Esos fondos, no sólo deseables sino indispensables, quedaron sujetos a dos reglas: los recursos públicos deben prevalecer sobre los de origen privado; y, debe fiscalizarse la fuente, uso y destino de todo tipo de financiamiento. 

Lamentablemente, el crimen organizado representa para nuestra democracia una gran amenaza: en primer término, pretende impedir, burlar y sustituir las elecciones libres; y, en segundo lugar, quiere intimidar, corromper y manipular a los funcionarios públicos. 

Para su supervivencia, busca ensanchar sus redes de infiltración de modo permanente, justamente para asegurarse impunidad y para que las autoridades públicas realicen actuaciones que favorezcan a sus intereses. 
En el proceso electoral, el crimen organizado también irrumpe de forma negativa al aportar recursos ilícitos, lo que provoca que no tenga lugar la competencia equitativa entre los contendientes a los diversos cargos, con lo que impide que ganen las personas honorables.

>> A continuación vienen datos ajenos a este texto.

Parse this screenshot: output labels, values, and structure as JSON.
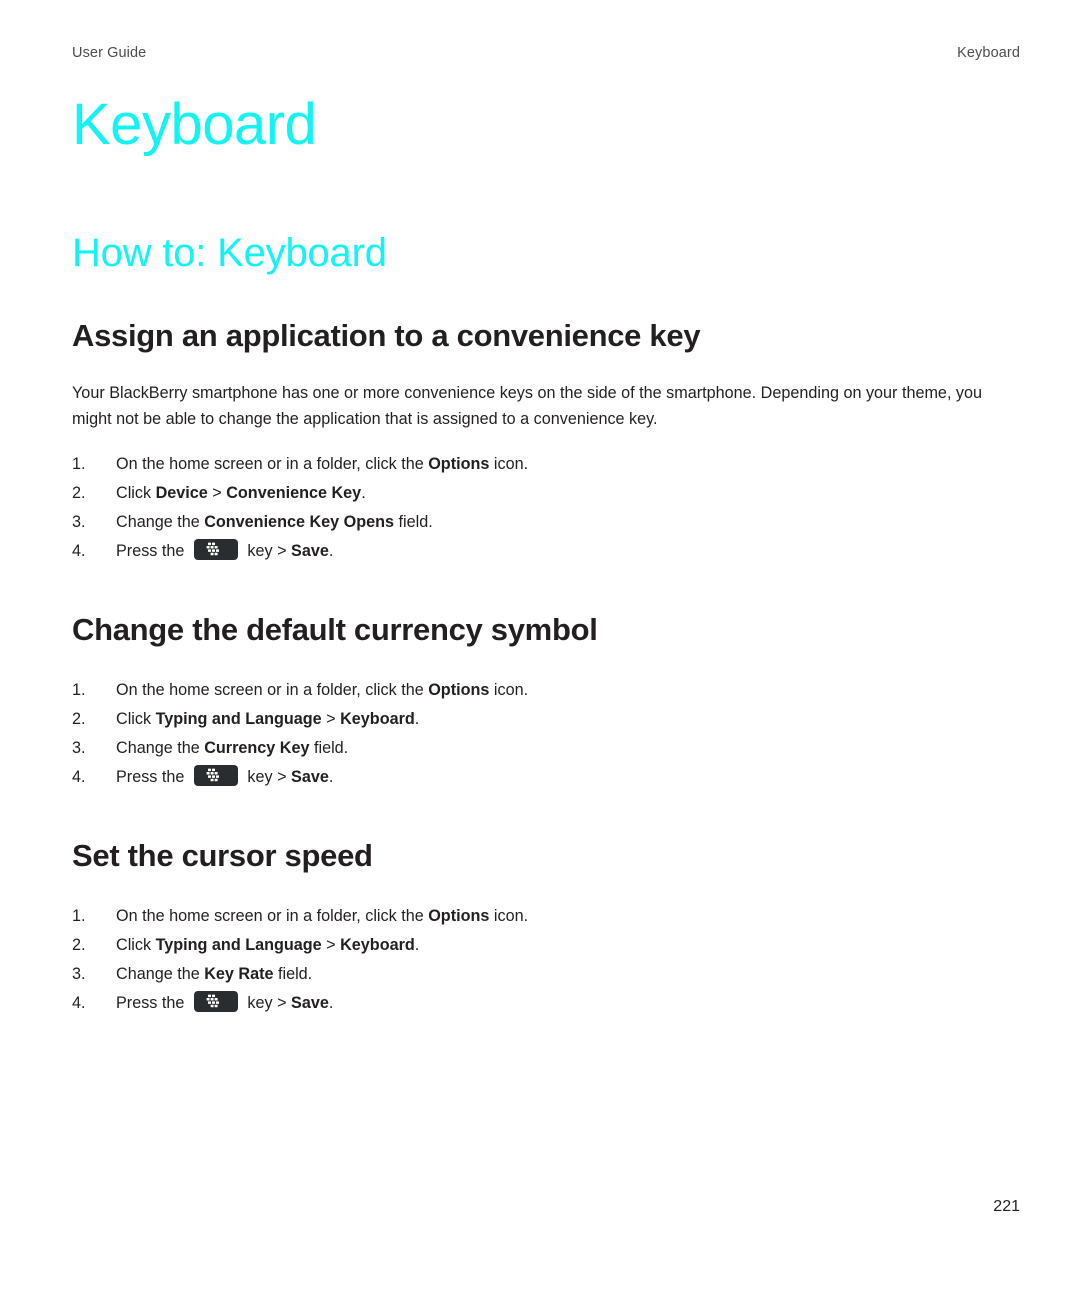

Debido a los recientes golpes a su estructura operativa por parte de nuestras fuerzas de seguridad, la realidad es que el crimen organizado persistirá en su afán de colocar y manipular a funcionarios y servidores públicos legislativos, ejecutivos y judiciales, de los distintos órdenes de gobierno. 

Eso no lo debemos permitir. Debemos actuar y dotar a las autoridades a cargo de la procuración e impartición de la justicia, con todas las herramientas necesarias para que extirpen de forma definitiva al crimen organizado. 
En particular, debemos evitar que los políticos prometan o dispensen favores a cambio de dinero ilícito; que esa financiación distorsione la competencia electoral; y, que la criminalidad disuada y manipule a potenciales contendientes. 

En el marco de la ley, el Instituto Nacional Electoral debe continuar perfeccionando su importante labor de auditar y fiscalizar las actividades económicas de partidos y candidatos, en especial las que versan sobre la procedencia de sus recursos financieros. 

Dicha fiscalización debe ser capaz de identificar la penetración del dinero de extracción ilícita, que proviene de las complejas actividades que ya forman parte de amplias redes de la delincuencia organizada trasnacional. 

El Sistema Nacional Anticorrupción, junto con las nuevas leyes en materia de transparencia, también debe contribuir para que la licitación, adjudicación y contratación pública se realice de cara a la sociedad civil y se evite el cohecho.

En el orden legislativo, de igual manera podría recomendarse que, además de los tipos genéricos, se tipifiquen como actividades ilícitas del crimen organizado todas aquellas que tengan por objetivo irrumpir y distorsionar los procesos electorales. 

En casos severos, que usualmente tienen lugar en el ámbito municipal, México podría realizar “maxiprocesos”, precisamente para llegar a todos los niveles de infiltración, comenzando desde cargos de carácter representativo. 

Al implicar un silencioso pacto político y judicial de impunidad y de complicidad, si México no combate a la delincuencia organizada que afecta a su democracia política, la lucha frontal que se ha emprendido en su contra será a la postre un rotundo fracaso. 

No existe otro camino: el gobierno y la sociedad deben trabajar de forma conjunta para combatir a la corrupción, regular el conflicto de intereses y evitar que el crimen organizado avasalle nuestra democracia sustantiva para manipular o reemplazar a la verdadera política. 

El crimen no debe burlar a la nación para impedirle que ésta elija a sus legítimos representantes, los que únicamente deben actuar para su beneficio. 

Si lo hace, la delincuencia organizada no sólo se convertirá en una fuerza paralela al Estado, sino –en todo caso– en una que actuará desde sus entrañas.